Monoferric (ferric derisomaltose)

Monoferric is a prescription iron replacement medicine used to treat iron deficiency anemia in adults who have:

• intolerance to oral iron or who have not responded well to treatment with oral iron
• non-dialysis dependent chronic kidney disease

It is not known if Monoferric is safe and effective for use in children less than 18 years old.

Monoferric may cause serious side effects, including:

• Allergic (hypersensitivity) reactions. Serious life-threatening allergic reactions have happened in people who receive Monoferric. Symptoms of an allergic reaction including rash, itching, hives, dizziness, lightheadedness, breathing problems and low blood pressure have also happened during treatment with Monoferric. Tell your healthcare provider right away if you develop any of the above symptoms of a serious allergic reaction or if you have ever had any unusual or allergic reaction to any IV iron in the past.
• Too much iron stored in your body (iron overload). Your healthcare provider should check the iron level in your blood before you start and during treatment with Monoferric.

The most common side effects of Monoferric include rash and nausea.

These are not all the possible side effects of Monoferric.

Call your doctor for medical advice about side effects. You may report side effects to FDA at 1-800-FDA-1088.

Recommended Dosage

For patients weighing 50 kg or more: Administer 1,000 mg of Monoferric by intravenous infusion over at least 20 minutes as a single dose. Repeat dose if iron deficiency anemia reoccurs.

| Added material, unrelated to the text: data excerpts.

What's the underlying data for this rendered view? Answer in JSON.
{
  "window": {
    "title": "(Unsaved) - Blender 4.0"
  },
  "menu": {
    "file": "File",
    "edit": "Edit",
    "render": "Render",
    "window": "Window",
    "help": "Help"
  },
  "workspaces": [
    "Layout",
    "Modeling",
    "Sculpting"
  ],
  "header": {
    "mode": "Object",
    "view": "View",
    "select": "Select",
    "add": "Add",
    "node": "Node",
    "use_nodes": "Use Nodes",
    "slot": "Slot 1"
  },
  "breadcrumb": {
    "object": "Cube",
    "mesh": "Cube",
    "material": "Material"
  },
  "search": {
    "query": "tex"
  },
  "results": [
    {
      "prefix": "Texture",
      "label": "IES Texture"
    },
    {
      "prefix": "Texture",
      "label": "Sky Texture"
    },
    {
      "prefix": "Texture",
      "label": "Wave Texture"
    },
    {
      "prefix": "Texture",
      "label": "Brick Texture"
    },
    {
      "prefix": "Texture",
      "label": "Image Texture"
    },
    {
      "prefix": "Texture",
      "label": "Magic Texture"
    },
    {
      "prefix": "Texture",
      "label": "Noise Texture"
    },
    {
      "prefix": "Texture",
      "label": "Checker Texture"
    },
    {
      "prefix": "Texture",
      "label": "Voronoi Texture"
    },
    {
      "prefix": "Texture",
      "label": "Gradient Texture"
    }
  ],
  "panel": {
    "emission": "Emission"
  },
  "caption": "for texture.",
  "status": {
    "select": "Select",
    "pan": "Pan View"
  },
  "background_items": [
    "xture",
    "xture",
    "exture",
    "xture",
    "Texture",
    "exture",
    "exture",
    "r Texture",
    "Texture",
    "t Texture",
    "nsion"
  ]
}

For patients weighing less than 50 kg: Administer Monoferric as 20 mg/kg actual body weight by intravenous infusion over at least 20 minutes as a single dose. Repeat dose if iron deficiency anemia reoccurs.

The dosage of Monoferric is expressed in mg of elemental iron. Each mL of Monoferric contains 100 mg of elemental iron.

Only administer Monoferric when personnel and therapies are immediately available for the treatment of serious hypersensitivity reactions.

Preparation And Administration

Inspect parenteral drug products visually for the absence of particulate matter and discoloration prior to administration. The product contains no preservatives.

Each vial of Monoferric is single-dose only. Discard unused portion.

• Withdraw the appropriate volume of Monoferric and dilute in 100 mL to 500 mL of 0.9% Sodium Chloride Injection, USP.
• Final diluted concentration should be more than 1 mg iron/mL.
• Compatibility of Monoferric with other drugs has not been established. Monoferric should not be mixed with or physically added to solutions containing other drugs.
• Administer the prepared solution via intravenous infusion over at least 20 minutes.
• Following dilution with 0.9% Sodium Chloride Injection, USP, Monoferric solution may be stored at room temperature for up to 8 hours.
• Extravasation of Monoferric may cause brown discoloration at the extravasation site which may be long lasting. Monitor for extravasation. If extravasation occurs, discontinue the Monoferric administration at that site.

No information provided

Before receiving Monoferric, tell your healthcare provider about all of your medical conditions, including if you:

• are pregnant or plan to become pregnant. It is not known if Monoferric will harm your unborn baby.
• are breastfeeding or plan to breastfeed. Monoferric passes into your breast milk and may harm your baby. Talk to your healthcare provider about the best way to feed your baby during treatment with Monoferric.